Lectures :Ex 19, 2-6a ; Rm 5, 6-11 ; Mt 9, 36 – 10, 8

Les textes de ce dimanche nous parlent de la vocation du peuple de Dieu. Non pas seulement de la foi personnelle, intérieure, intime — même si elle est importante — mais de cette réalité plus vaste : Dieu rassemble des hommes et des femmes afin qu’ils deviennent, au milieu du monde, les témoins de sa présence.

Dans le livre de l’Exode, le peuple des Hébreux vient à peine de sortir d’Égypte. Le peuple est encore en marche dans le désert. Il ne possède ni terre, ni stabilité, ni puissance. Il porte encore en lui les traces de l’esclavage. Rien ne permettrait de penser que ce peuple fragile pourrait avoir une importance particulière dans l’histoire humaine. Et pourtant, c’est à lui que Dieu adresse cette parole étonnante :« Vous serez pour moi un royaume de prêtres et une nation sainte. »

Cette parole est capitale. Dieu ne se contente pas de libérer les Hébreux de l’esclavage ; il leur donne une vocation. Il ne sauve pas simplement un groupe d’individus afin qu’ils puissent enfin vivre tranquilles. Il fait naître un peuple appelé à porter quelque chose de sa lumière au milieu des nations.

Or cette idée d’un « royaume de prêtres » mérite que l’on s’y arrête. Dans la Bible, le prêtre est celui qui se tient à la frontière entre Dieu et les hommes. Il porte devant Dieu les joies, les blessures, les fautes et les espérances du peuple. Et il porte au peuple la parole et la bénédiction de Dieu. Il fait le lien. Il maintient ouverte une relation.

Ainsi, lorsque Dieu dit au peuple des Hébreux : « Vous serez pour moi un royaume de prêtres », il lui confie une mission spirituelle pour le monde. Il ne devra pas vivre refermé sur lui-même. Il devra être le signe d’une autre manière d’habiter la terre : une manière de vivre qui rappelle que l’homme ne vit pas seulement de puissance, de domination ou de possession, mais de la relation avec Dieu.
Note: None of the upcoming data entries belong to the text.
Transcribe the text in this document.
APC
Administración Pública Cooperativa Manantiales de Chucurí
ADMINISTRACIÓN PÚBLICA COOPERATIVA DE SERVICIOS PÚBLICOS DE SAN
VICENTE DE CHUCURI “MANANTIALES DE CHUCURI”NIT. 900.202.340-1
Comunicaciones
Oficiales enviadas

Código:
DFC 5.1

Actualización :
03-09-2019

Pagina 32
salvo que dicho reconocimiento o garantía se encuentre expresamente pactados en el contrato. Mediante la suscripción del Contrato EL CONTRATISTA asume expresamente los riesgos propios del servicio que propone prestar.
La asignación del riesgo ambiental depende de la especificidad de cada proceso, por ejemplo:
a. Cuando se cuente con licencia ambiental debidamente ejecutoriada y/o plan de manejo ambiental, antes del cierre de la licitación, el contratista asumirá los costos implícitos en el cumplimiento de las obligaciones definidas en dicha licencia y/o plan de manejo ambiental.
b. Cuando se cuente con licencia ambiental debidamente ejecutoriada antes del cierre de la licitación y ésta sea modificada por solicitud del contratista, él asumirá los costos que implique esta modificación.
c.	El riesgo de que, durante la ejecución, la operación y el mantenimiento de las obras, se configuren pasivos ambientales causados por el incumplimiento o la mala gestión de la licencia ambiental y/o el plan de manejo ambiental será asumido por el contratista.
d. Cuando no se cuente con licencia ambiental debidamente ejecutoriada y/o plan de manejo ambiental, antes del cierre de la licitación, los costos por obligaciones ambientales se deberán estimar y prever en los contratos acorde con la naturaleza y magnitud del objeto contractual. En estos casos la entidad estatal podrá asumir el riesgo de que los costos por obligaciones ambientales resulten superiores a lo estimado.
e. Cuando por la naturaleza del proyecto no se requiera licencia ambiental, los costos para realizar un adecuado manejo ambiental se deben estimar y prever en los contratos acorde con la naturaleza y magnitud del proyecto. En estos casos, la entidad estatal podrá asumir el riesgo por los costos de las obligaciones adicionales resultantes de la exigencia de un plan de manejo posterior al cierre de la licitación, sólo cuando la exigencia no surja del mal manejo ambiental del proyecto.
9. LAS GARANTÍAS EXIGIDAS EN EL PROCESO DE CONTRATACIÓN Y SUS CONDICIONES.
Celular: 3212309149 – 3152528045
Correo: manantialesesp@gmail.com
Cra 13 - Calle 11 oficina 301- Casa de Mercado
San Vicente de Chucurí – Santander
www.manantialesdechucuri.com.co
Cette vocation traverse toute l’Écriture et rejoint directement l’Église aujourd’hui. Car nous pourrions facilement oublier pourquoi l’Église existe. À certaines périodes, les communautés chrétiennes peuvent être tentées de se préoccuper avant tout de leur survie, de leurs structures, de leurs difficultés internes, ou de la préservation de certaines habitudes. Et ces préoccupations sont compréhensibles. Mais elles ne peuvent jamais devenir le cœur de la vie de l’Église.

Car l’Église n’existe pas pour elle-même. Elle existe pour rendre témoignage au Christ au milieu du monde.

Or l’Évangile de Matthieu nous montre précisément comment le Christ regarde ce monde.

Le texte dit : « Voyant les foules, Jésus fut saisi de compassion pour elles, parce qu’elles étaient fatiguées et abattues, comme des brebis qui n’ont pas de berger. »

Avant d’envoyer ses disciples, Jésus regarde les foules. Et il les regarde avec une profondeur que nous perdons souvent.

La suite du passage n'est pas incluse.